Regardless of the photo paper manufacturer whether it is Epson, Canon, HP or even niche suppliers, photo papers commonly use one of two technologies to accommodate the ink injected by the printer heads. This technology is called the ‘receiving layer’ and it is one of the features that differentiate between true photo paper and normal copier paper.
The receiving layer is really a translucent chemical that suppliers invest many years of research and development in, as well as large amount of money to get it right. This explains the difference you notice in photo paper print results between manufacturers.
The two most common in today’s printing landscape are cast coated and pore based, whether it is microporous or nanoprous.
Cast Coated – The cast coated receiving layer is often used for budget models of photo papers such as those designed for day-to-day use. The chemical coating sits on the paper making it susceptible to smearing when using pigment inks, as the particles in the pigment inks do not penetrate the coating and has no pores to sit in.
It is worth noting that some cast coated papers that are made by special high end manufacturers do poses the technology that can cope with pigment inks, but not all of them. In most cases cast coated will work well only with dye based inks that have no particles in the ink and so these never smears after printing (what is referred to as ‘instant dry’).
Cast coated receiving layer paper is coated on regular type of base paper that may curl and be more sensitive to humidity due to the difference in expansion between the coating and the base paper when exposed to the elements.

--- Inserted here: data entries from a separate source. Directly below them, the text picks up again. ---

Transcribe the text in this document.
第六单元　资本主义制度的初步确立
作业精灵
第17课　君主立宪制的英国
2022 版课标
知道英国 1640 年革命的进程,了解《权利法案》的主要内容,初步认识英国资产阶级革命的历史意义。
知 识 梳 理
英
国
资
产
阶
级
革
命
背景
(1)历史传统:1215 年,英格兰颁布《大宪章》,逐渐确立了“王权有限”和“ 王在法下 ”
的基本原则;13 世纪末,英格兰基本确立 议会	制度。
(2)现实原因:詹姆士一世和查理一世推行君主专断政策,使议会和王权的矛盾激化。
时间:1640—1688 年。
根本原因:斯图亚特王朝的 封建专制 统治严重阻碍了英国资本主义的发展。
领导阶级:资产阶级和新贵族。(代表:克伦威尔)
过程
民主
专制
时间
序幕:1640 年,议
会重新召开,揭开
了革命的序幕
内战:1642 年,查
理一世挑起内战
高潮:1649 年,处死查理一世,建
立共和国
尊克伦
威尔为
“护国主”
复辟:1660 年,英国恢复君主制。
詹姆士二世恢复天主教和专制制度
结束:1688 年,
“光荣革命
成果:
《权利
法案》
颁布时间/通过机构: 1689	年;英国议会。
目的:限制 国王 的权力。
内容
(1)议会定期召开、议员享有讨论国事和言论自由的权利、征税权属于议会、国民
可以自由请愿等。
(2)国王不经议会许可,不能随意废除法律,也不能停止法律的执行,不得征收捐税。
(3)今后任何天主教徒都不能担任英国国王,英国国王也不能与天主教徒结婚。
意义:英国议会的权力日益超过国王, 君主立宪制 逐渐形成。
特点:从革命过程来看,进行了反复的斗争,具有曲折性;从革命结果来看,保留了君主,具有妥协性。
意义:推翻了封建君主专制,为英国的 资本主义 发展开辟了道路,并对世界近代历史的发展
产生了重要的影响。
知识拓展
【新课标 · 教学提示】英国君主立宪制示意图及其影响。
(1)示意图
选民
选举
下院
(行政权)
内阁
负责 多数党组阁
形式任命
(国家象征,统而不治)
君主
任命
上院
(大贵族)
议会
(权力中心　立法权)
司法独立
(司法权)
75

Pore Based – Micro and Nano porous receiving layer is used in professional models that are known as photographic papers in which archival properties are important (archival = how long before the image fades, yellows or ‘disappears’). Contrary to cast coated, in this case the ink is contained within microscopic pores in the chemical that are invisible to the eye, which makes the print instant dry and reduced fading over time.
This type of photo paper receiving layer is normally based on a superior type of base paper, which is coated on both sides with polyethylene to create more stability of the paper as it is sealed to humidity and kept flat.
When purchasing your next batch of photo papers, look at the receiving layer which should be highlighted in the product description.